The trick is to get the machine to learn the characteristics of these different classification levels, and then use that learning to accurately classify a new object. The term “deep learning” itself refers to the depth of filtering or classification levels — usually 10 or more — used to recognize an object. O’Donnell explains:
In other words, while computers have been able to identify things they’ve seen before, learning to recognize that a new image is not just a dog, but a long-haired miniature dachshund after they’ve “seen” enough pictures of dogs is a critical capability. Actually, what’s really important — and really new — is the ability to do this extremely rapidly and accurately.
Further, there are two critical steps involved in the process of deep learning. The first is to complete extensive analysis of giant data sets and to automatically generate rules or algorithms that can accurately describe the characteristics of different objects. (That happens offline, in large data centers that use a variety of different computing architectures.) The second step is to use those rules to identify objects or situations based on real-time data, a process that happens on devices that accept live data input.
O’Donnell notes that companies are just beginning to talk about bringing deep learning and artificial intelligence to a variety of devices, but there’s actually little to no new “learning” going on on those devices. The software, in those cases, is simply focused on being able to recognize the objects, situations, and data points that they’re preprogrammed to look for (based on the rules or algorithms with which they’re equipped for a particular application).
Nonetheless, O’Donnell notes that “this is an enormously difficult task because of the need to run the multiple layers of a convolutional neural network in real time.” He posits that iterations of artificial intelligence and deep learning accelerators “will likely be able to bring some of the offline ‘rule creating’ mechanisms onboard so that objects equipped with these components will be able to get smarter over time. Of course, it’s also possible to update the algorithms on existing devices in order to achieve a similar result.”

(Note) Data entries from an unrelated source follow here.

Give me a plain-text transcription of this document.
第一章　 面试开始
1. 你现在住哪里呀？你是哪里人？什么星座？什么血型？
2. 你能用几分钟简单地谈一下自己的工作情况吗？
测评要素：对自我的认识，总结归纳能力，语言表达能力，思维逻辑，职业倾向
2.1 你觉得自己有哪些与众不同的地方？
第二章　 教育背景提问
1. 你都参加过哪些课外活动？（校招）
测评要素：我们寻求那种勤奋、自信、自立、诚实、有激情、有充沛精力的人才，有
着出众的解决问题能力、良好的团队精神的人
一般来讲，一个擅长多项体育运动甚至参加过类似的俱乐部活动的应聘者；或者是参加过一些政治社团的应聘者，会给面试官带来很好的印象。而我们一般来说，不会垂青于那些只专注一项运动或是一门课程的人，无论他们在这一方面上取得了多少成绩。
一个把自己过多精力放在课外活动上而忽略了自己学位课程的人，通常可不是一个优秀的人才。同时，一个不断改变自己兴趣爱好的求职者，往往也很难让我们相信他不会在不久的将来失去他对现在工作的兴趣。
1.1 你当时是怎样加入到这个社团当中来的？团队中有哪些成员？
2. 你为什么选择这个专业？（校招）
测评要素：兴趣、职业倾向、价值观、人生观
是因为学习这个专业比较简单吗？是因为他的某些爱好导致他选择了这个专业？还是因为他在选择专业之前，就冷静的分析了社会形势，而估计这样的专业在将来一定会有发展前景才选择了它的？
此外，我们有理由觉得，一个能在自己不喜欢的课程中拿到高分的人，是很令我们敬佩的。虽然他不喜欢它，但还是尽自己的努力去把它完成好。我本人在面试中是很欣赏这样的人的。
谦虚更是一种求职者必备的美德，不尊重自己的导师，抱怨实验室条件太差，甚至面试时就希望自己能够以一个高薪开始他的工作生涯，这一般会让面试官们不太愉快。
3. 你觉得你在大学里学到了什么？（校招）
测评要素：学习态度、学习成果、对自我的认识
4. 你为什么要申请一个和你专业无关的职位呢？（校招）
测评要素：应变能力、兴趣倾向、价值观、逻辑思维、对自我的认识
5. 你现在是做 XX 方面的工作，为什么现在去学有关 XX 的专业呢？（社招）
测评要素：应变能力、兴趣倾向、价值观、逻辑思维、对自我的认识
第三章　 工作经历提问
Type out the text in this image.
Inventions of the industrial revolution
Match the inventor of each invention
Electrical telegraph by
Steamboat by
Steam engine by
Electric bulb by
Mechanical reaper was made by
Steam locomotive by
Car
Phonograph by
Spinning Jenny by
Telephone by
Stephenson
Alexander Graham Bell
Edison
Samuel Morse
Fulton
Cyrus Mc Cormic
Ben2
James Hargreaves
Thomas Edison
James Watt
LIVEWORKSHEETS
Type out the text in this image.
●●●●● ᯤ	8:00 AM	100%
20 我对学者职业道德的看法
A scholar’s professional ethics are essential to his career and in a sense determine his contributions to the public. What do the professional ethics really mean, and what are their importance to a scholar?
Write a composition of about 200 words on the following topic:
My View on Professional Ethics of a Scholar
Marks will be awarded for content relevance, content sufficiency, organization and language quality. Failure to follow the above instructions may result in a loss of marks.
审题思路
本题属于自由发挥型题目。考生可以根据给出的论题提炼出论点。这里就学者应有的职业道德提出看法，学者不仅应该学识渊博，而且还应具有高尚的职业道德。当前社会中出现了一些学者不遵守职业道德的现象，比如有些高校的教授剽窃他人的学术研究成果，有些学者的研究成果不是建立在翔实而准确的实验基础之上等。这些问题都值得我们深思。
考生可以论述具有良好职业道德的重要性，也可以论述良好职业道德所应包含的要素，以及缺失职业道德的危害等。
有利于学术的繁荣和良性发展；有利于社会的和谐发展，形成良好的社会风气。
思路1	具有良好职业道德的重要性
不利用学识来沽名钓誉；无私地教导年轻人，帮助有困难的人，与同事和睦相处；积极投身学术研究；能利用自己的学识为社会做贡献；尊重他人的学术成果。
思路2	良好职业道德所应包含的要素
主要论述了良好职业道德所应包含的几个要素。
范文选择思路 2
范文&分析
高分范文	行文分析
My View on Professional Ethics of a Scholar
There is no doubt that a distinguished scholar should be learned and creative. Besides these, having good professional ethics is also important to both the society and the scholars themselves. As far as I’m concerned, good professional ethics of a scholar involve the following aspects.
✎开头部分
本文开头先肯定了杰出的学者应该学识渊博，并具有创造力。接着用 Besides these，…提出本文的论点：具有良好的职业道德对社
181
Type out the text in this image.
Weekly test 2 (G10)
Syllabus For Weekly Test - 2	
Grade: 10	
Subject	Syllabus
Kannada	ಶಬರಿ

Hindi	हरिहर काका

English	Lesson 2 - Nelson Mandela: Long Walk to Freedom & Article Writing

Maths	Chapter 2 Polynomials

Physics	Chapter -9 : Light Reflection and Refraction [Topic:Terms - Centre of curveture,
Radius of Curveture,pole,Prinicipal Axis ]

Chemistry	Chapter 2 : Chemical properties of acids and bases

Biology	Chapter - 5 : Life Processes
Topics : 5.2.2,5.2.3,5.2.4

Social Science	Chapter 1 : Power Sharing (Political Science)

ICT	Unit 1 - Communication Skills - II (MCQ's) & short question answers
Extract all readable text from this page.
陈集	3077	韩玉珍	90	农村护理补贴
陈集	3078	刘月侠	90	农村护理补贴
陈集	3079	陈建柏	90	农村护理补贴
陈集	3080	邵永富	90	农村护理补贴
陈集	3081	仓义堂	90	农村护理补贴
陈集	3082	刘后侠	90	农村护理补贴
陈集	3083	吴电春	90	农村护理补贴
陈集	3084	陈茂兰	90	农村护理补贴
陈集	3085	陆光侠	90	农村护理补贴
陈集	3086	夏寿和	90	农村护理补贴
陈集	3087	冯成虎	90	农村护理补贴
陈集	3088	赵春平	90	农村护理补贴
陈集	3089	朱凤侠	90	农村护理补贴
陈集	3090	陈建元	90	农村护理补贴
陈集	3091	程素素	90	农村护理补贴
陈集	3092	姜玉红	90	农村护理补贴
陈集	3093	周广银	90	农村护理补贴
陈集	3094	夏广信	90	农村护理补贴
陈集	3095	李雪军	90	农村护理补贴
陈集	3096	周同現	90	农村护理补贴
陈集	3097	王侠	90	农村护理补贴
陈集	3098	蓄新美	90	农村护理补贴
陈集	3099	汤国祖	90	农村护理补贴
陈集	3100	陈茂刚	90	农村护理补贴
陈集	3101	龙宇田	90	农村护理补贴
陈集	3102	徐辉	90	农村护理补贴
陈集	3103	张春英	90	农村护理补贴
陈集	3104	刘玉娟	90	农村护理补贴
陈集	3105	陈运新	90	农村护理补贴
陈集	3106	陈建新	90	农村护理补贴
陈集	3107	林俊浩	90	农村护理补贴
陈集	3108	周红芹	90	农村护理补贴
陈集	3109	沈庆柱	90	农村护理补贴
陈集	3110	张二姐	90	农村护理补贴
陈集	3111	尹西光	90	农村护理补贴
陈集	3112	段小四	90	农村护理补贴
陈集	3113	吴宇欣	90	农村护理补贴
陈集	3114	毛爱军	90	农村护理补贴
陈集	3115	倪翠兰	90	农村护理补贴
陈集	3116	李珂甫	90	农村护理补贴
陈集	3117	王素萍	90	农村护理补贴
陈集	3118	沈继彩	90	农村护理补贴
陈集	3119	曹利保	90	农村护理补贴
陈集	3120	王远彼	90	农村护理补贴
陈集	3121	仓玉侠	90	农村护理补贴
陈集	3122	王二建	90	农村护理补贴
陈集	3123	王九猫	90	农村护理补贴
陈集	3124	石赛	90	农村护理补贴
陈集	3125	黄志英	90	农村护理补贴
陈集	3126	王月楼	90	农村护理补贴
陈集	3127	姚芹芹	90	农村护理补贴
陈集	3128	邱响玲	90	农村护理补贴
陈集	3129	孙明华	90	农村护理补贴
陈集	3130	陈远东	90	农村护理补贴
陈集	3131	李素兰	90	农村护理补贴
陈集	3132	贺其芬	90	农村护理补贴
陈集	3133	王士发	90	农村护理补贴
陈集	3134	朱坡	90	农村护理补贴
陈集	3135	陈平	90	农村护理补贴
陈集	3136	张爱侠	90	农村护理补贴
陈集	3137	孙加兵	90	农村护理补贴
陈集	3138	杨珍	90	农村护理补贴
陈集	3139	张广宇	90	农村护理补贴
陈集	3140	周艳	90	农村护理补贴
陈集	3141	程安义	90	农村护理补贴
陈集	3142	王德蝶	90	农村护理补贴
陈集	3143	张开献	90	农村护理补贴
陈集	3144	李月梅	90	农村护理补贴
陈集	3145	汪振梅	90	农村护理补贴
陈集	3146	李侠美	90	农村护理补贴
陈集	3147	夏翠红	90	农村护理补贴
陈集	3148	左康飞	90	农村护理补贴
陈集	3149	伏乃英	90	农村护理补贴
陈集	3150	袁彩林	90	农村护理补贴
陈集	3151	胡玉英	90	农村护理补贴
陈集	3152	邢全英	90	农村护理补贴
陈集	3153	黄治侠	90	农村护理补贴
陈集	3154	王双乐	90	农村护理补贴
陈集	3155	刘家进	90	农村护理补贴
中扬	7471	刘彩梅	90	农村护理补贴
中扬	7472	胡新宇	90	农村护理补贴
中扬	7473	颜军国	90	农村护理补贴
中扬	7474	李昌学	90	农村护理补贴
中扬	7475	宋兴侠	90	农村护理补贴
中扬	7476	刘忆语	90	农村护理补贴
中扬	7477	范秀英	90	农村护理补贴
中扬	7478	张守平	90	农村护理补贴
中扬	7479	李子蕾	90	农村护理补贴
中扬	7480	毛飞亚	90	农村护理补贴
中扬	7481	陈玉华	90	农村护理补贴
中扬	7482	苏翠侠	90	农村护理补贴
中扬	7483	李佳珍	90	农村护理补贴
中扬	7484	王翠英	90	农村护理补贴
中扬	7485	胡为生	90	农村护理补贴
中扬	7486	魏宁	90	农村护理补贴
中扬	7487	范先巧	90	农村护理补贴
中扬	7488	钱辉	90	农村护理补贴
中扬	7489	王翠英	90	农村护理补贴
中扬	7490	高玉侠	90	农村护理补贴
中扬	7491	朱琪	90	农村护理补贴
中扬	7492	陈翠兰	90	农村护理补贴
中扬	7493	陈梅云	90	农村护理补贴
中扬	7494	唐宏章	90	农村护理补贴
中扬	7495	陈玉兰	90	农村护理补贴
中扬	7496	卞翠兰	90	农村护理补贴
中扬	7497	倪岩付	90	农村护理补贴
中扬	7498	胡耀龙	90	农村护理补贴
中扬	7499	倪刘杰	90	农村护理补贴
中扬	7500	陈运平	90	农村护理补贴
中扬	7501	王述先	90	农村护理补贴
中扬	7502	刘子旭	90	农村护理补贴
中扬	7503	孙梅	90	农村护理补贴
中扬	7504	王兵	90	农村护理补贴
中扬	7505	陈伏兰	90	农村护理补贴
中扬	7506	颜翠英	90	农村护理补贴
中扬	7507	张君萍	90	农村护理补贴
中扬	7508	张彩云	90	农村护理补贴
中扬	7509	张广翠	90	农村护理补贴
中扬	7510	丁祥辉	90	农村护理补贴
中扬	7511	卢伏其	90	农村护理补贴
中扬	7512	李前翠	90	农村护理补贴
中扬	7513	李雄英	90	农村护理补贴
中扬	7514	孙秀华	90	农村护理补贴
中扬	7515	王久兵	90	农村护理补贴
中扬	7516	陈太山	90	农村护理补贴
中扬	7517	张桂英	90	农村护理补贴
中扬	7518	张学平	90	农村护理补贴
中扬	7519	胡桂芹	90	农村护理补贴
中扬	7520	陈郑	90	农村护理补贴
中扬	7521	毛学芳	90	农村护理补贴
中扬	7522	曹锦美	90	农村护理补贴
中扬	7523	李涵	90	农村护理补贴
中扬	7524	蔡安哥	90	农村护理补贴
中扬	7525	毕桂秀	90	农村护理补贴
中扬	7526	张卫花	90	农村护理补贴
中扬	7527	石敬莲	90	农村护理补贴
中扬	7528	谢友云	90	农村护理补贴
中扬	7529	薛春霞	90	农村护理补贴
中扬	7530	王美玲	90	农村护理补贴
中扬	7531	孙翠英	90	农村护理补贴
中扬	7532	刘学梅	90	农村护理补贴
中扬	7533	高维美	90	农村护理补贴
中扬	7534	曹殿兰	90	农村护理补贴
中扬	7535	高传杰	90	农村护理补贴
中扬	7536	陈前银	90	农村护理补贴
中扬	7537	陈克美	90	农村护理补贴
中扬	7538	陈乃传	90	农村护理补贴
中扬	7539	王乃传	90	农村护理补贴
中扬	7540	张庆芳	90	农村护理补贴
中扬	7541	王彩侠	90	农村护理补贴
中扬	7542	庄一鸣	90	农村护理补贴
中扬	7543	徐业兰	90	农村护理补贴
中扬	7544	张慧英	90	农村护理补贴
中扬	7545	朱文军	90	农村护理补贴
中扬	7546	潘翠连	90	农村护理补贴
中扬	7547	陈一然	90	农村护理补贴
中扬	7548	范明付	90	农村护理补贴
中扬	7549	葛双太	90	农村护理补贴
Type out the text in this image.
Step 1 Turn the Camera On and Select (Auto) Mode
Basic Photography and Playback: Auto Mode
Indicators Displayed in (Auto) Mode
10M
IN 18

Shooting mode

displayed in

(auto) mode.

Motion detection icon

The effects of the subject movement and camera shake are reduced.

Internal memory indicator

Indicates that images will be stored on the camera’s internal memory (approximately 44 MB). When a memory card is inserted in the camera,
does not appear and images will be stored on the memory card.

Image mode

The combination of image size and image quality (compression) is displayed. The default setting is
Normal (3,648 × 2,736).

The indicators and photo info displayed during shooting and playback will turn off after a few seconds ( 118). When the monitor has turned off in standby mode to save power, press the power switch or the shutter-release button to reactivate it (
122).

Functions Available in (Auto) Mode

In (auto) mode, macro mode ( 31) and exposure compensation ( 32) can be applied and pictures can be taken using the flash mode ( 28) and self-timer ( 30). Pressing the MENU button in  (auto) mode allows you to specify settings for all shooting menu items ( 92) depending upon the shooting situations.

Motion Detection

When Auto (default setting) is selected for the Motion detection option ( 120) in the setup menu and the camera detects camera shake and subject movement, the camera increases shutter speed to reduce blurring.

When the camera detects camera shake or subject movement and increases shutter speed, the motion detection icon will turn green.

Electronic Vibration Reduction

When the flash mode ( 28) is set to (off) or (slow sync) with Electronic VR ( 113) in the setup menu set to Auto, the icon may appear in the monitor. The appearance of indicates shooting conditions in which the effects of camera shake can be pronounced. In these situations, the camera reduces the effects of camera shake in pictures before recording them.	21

Hof reports for Technology Review that extending deep learning to applications beyond speech and image recognition will require “more conceptual and software breakthroughs, not to mention many more advances in processing power. And we probably won’t see machines we all agree can think for themselves for years, perhaps decades—if ever.” And for all of the recent advances in deep learning, some critics doubt that it will be deep learning that moves artificial intelligence toward something that rivals human intelligence. They think that deep learning (and artificial intelligence in general) ignore too much of the brain’s biology in favor of brute-force computing.
But the amount of computing resources that companies like Google are throwing at the development of deep learning can’t be dismissed. The more sophisticated image recognition that deep learning would enable could improve YouTube or Google’s self-driving cars. Deep learning is also likely to be applied to areas like drug discovery, machine vision, or even the prediction of medical problems or traffic jams. Deep learning won’t be able to solve all of the challenges facing artificial intelligence, but it’s going to be an important piece of the devices and services we’ll all be using in the future.